House Approves Stopping the Clock on Colombia Free-Trade Deal
Speaker Nancy Pelosi (D-Calif.) scored a major victory Thursday by ramming a rules change through the House that could indefinitely delay consideration of the Colombia free-trade agreement.
The aggressive procedural move dealt a blow to the White House and left House Republicans helpless to do much but watch. The rules change passed on a largely party-line vote, 224 to 195, with one lawmaker voting present.
Pelosi engineered the maneuver after President Bush sent the trade pact to Congress on Monday without consent from Democratic leaders, a decision that she said “abandoned traditions of consultation” that have governed past agreements.
“I had no choice but to say, ‘That violates our protocols,’” she told reporters after Thursday’s vote. “All the leverage was with the White House before, and now we can talk.”
Still, noted Pelosi, “I didn’t want to do it this way.”
Republicans appeared blindsided by the maneuver, and frustated by being on the other side of heavy-handed procedural tactics now that they are in the minority. They said the move would effectively kill the trade pact.
“Anybody that thinks that, ‘Well, we’re just going to push this off for a couple of months,’ that is nonsense,” said House Minority Leader John Boehner (R-Ohio). “This vote today is a vote to kill the Colombia free-trade agreement.”
But Pelosi denied that was her intent, and said she hoped lawmakers will “come to terms” this year and take it up “under the usual protocols.”
After limited debate and with no room for amendments, lawmakers easily pushed through the resolution to suspend the 90-day timeframe for taking up the Colombia agreement under special “fast-track” trade authority.
“It would appear” that there are no tools available to Republicans to stop the Democratic move, said GOP Conference Chairman Adam Putnam (Fla.) before the vote, describing today’s events as “the tyranny of the majority.”

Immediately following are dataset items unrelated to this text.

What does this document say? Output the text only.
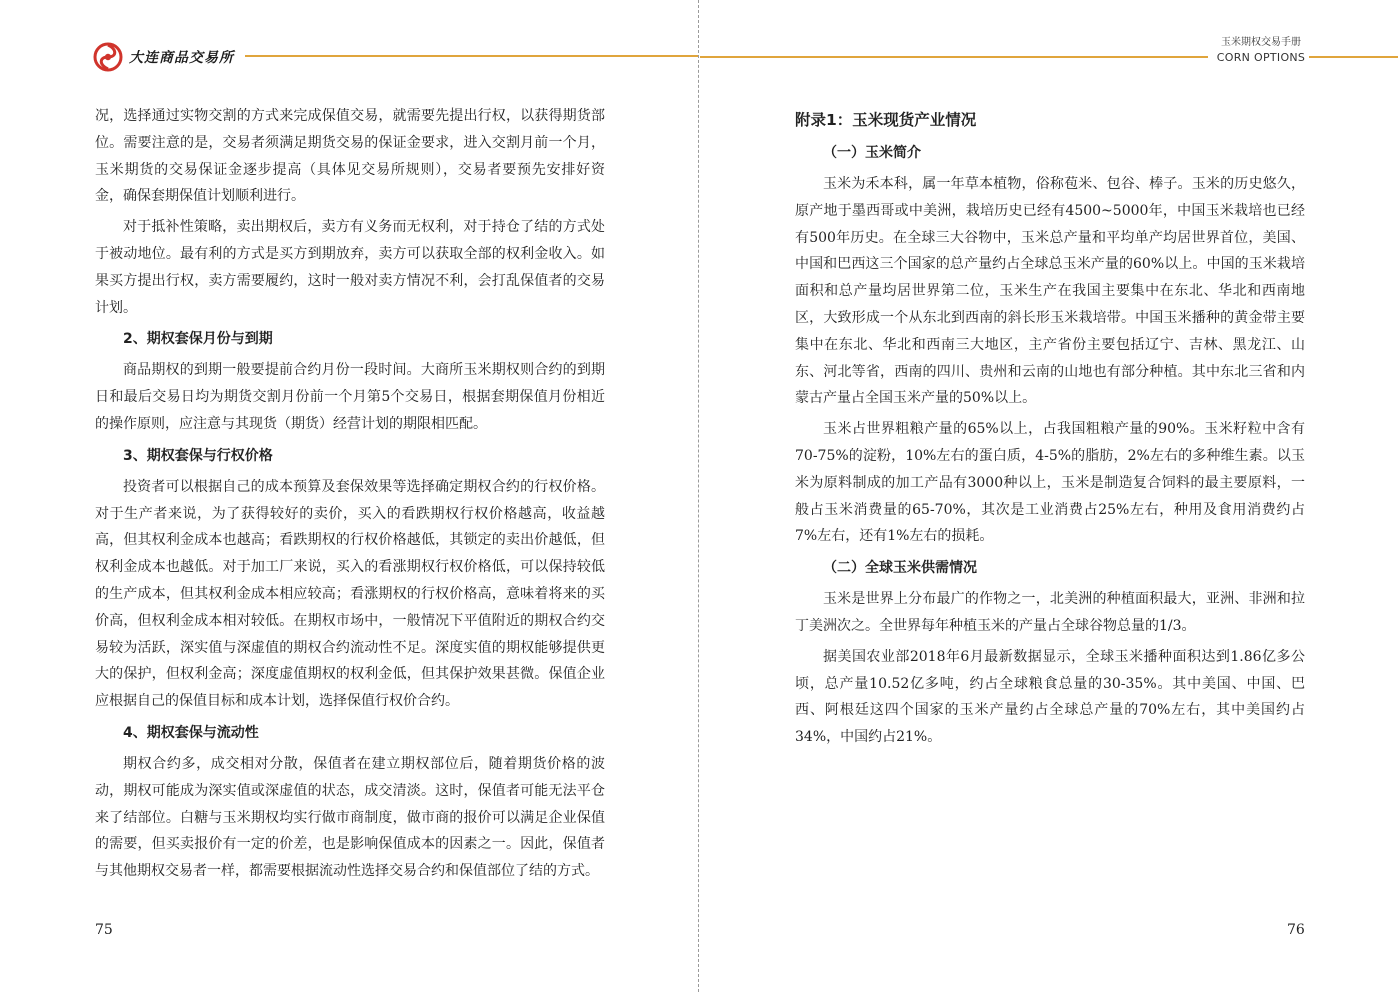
大连商品交易所

况，选择通过实物交割的方式来完成保值交易，就需要先提出行权，以获得期货部位。需要注意的是，交易者须满足期货交易的保证金要求，进入交割月前一个月，玉米期货的交易保证金逐步提高（具体见交易所规则），交易者要预先安排好资金，确保套期保值计划顺利进行。

对于抵补性策略，卖出期权后，卖方有义务而无权利，对于持仓了结的方式处于被动地位。最有利的方式是买方到期放弃，卖方可以获取全部的权利金收入。如果买方提出行权，卖方需要履约，这时一般对卖方情况不利，会打乱保值者的交易计划。

2、期权套保月份与到期

商品期权的到期一般要提前合约月份一段时间。大商所玉米期权则合约的到期日和最后交易日均为期货交割月份前一个月第5个交易日，根据套期保值月份相近的操作原则，应注意与其现货（期货）经营计划的期限相匹配。

3、期权套保与行权价格

投资者可以根据自己的成本预算及套保效果等选择确定期权合约的行权价格。对于生产者来说，为了获得较好的卖价，买入的看跌期权行权价格越高，收益越高，但其权利金成本也越高；看跌期权的行权价格越低，其锁定的卖出价越低，但权利金成本也越低。对于加工厂来说，买入的看涨期权行权价格低，可以保持较低的生产成本，但其权利金成本相应较高；看涨期权的行权价格高，意味着将来的买价高，但权利金成本相对较低。在期权市场中，一般情况下平值附近的期权合约交易较为活跃，深实值与深虚值的期权合约流动性不足。深度实值的期权能够提供更大的保护，但权利金高；深度虚值期权的权利金低，但其保护效果甚微。保值企业应根据自己的保值目标和成本计划，选择保值行权价合约。

4、期权套保与流动性

期权合约多，成交相对分散，保值者在建立期权部位后，随着期货价格的波动，期权可能成为深实值或深虚值的状态，成交清淡。这时，保值者可能无法平仓来了结部位。白糖与玉米期权均实行做市商制度，做市商的报价可以满足企业保值的需要，但买卖报价有一定的价差，也是影响保值成本的因素之一。因此，保值者与其他期权交易者一样，都需要根据流动性选择交易合约和保值部位了结的方式。

75
玉米期权交易手册
CORN OPTIONS
附录1：玉米现货产业情况
（一）玉米简介

玉米为禾本科，属一年草本植物，俗称苞米、包谷、棒子。玉米的历史悠久，原产地于墨西哥或中美洲，栽培历史已经有4500~5000年，中国玉米栽培也已经有500年历史。在全球三大谷物中，玉米总产量和平均单产均居世界首位，美国、中国和巴西这三个国家的总产量约占全球总玉米产量的60%以上。中国的玉米栽培面积和总产量均居世界第二位，玉米生产在我国主要集中在东北、华北和西南地区，大致形成一个从东北到西南的斜长形玉米栽培带。中国玉米播种的黄金带主要集中在东北、华北和西南三大地区，主产省份主要包括辽宁、吉林、黑龙江、山东、河北等省，西南的四川、贵州和云南的山地也有部分种植。其中东北三省和内蒙古产量占全国玉米产量的50%以上。

玉米占世界粗粮产量的65%以上，占我国粗粮产量的90%。玉米籽粒中含有70-75%的淀粉，10%左右的蛋白质，4-5%的脂肪，2%左右的多种维生素。以玉米为原料制成的加工产品有3000种以上，玉米是制造复合饲料的最主要原料，一般占玉米消费量的65-70%，其次是工业消费占25%左右，种用及食用消费约占7%左右，还有1%左右的损耗。

（二）全球玉米供需情况

玉米是世界上分布最广的作物之一，北美洲的种植面积最大，亚洲、非洲和拉丁美洲次之。全世界每年种植玉米的产量占全球谷物总量的1/3。

据美国农业部2018年6月最新数据显示，全球玉米播种面积达到1.86亿多公顷，总产量10.52亿多吨，约占全球粮食总量的30-35%。其中美国、中国、巴西、阿根廷这四个国家的玉米产量约占全球总产量的70%左右，其中美国约占34%，中国约占21%。

76
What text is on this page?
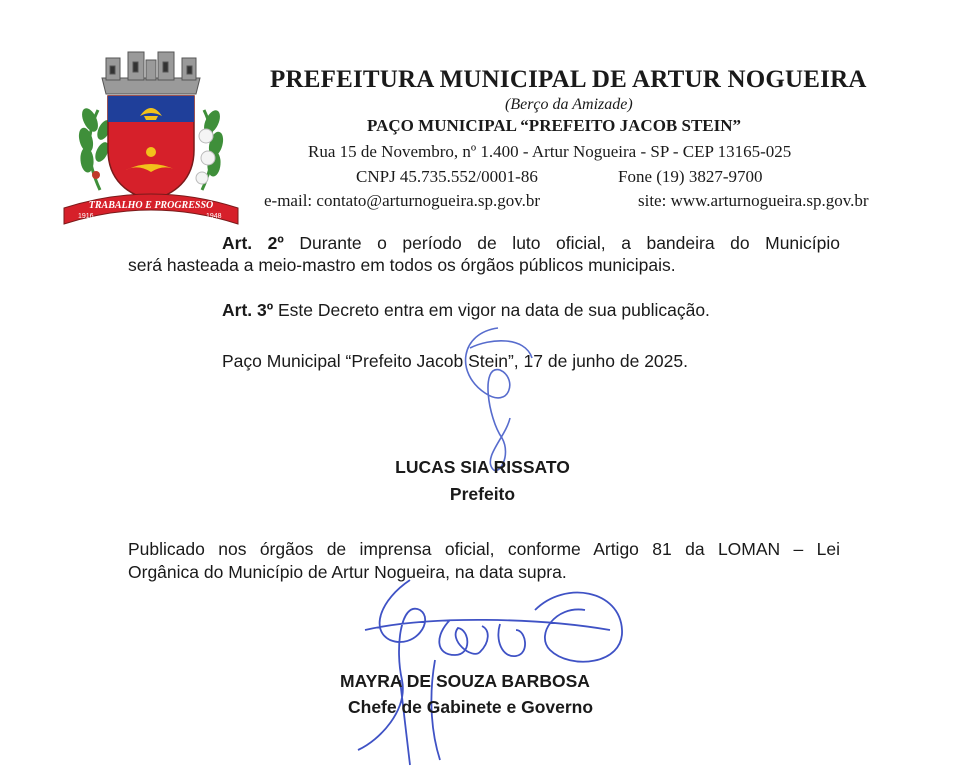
TRABALHO E PROGRESSO
1916	1948
PREFEITURA MUNICIPAL DE ARTUR NOGUEIRA
(Berço da Amizade)
PAÇO MUNICIPAL “PREFEITO JACOB STEIN”
Rua 15 de Novembro, nº 1.400 - Artur Nogueira - SP - CEP 13165-025
CNPJ 45.735.552/0001-86	Fone (19) 3827-9700
e-mail: contato@arturnogueira.sp.gov.br	site: www.arturnogueira.sp.gov.br
Art. 2º Durante o período de luto oficial, a bandeira do Município
será hasteada a meio-mastro em todos os órgãos públicos municipais.
Art. 3º Este Decreto entra em vigor na data de sua publicação.
Paço Municipal “Prefeito Jacob Stein”, 17 de junho de 2025.
LUCAS SIA RISSATO
Prefeito
Publicado nos órgãos de imprensa oficial, conforme Artigo 81 da LOMAN – Lei
Orgânica do Município de Artur Nogueira, na data supra.
MAYRA DE SOUZA BARBOSA
Chefe de Gabinete e Governo
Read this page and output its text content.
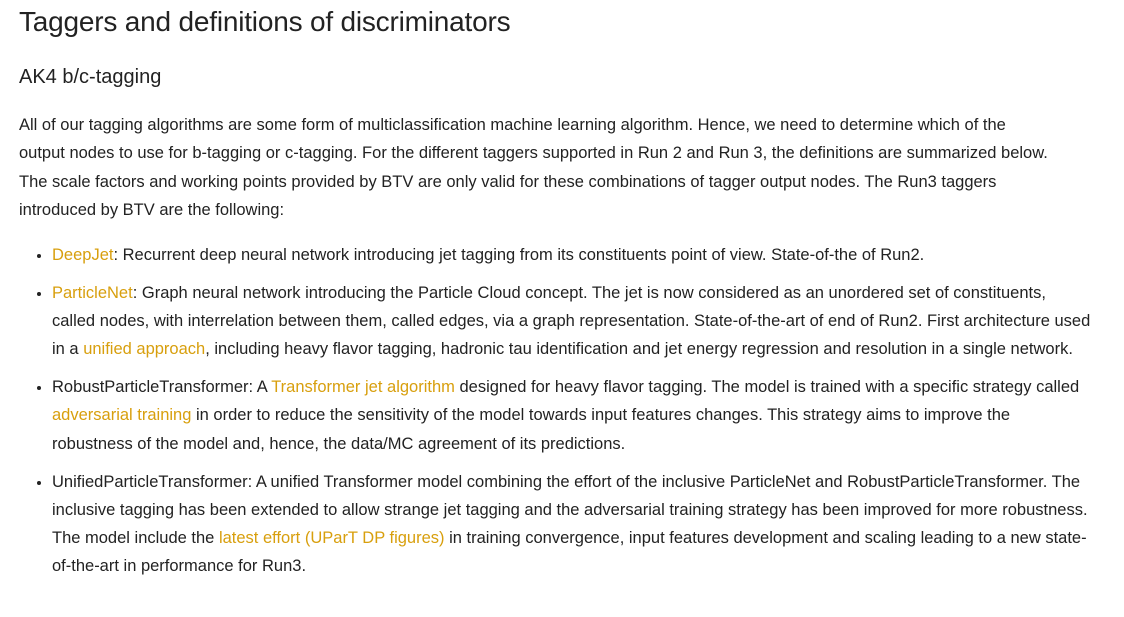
Taggers and definitions of discriminators
AK4 b/c-tagging

All of our tagging algorithms are some form of multiclassification machine learning algorithm. Hence, we need to determine which of the output nodes to use for b-tagging or c-tagging. For the different taggers supported in Run 2 and Run 3, the definitions are summarized below. The scale factors and working points provided by BTV are only valid for these combinations of tagger output nodes. The Run3 taggers introduced by BTV are the following:

• DeepJet: Recurrent deep neural network introducing jet tagging from its constituents point of view. State-of-the of Run2.
• ParticleNet: Graph neural network introducing the Particle Cloud concept. The jet is now considered as an unordered set of constituents, called nodes, with interrelation between them, called edges, via a graph representation. State-of-the-art of end of Run2. First architecture used in a unified approach, including heavy flavor tagging, hadronic tau identification and jet energy regression and resolution in a single network.
• RobustParticleTransformer: A Transformer jet algorithm designed for heavy flavor tagging. The model is trained with a specific strategy called adversarial training in order to reduce the sensitivity of the model towards input features changes. This strategy aims to improve the robustness of the model and, hence, the data/MC agreement of its predictions.
• UnifiedParticleTransformer: A unified Transformer model combining the effort of the inclusive ParticleNet and RobustParticleTransformer. The inclusive tagging has been extended to allow strange jet tagging and the adversarial training strategy has been improved for more robustness. The model include the latest effort (UParT DP figures) in training convergence, input features development and scaling leading to a new state-of-the-art in performance for Run3.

One GOP leadership aide conceded that the party’s only real recourse was to complain that this is potentially the first trade agreement killed by Congress since 1974.
But House Rules Chairwoman Louise Slaughter (D-N.Y.) said she was “proud, frankly” that Congress asserted its ability to schedule floor matters, a role that has been “slipping away from us for 12 years … and going to the executive branch. That has to stop.”
Ten Democrats broke with Pelosi and oposed the rule, nine of whom are members of the conservative Blue Dog Coalition: Reps. Melissa Bean (Ill.), Dan Boren (Okla.), Allen Boyd (Fla.), Jim Cooper (Tenn.), Bud Cramer (Ala.), Henry Cuellar (Texas), Baron Hill (Ind.), Nick Lampson (Texas), Tim Mahoney (Fla.) and Jim Matheson (Utah).
Six Republicans voted with Democrats: Reps. Robert Aderholt (Ala.), Virgil Goode (Va.), Robin Hayes (N.C.), Walter Jones Jr. (N.C.), Ron Paul (Texas) and Mike Rogers (Ala.).
Typically, the White House and Congress reach an agreement on the components of a trade deal before it gets transmitted to Congress. Once Congress receives a trade agreement, it typically has 90 days to take it up and a hold a straight up-or-down vote on it.
But Democrats had pushed for more negotiations because of human rights concerns in Colombia. They also want renewal of a separate bill that provides benefits to workers displaced because of overseas job losses.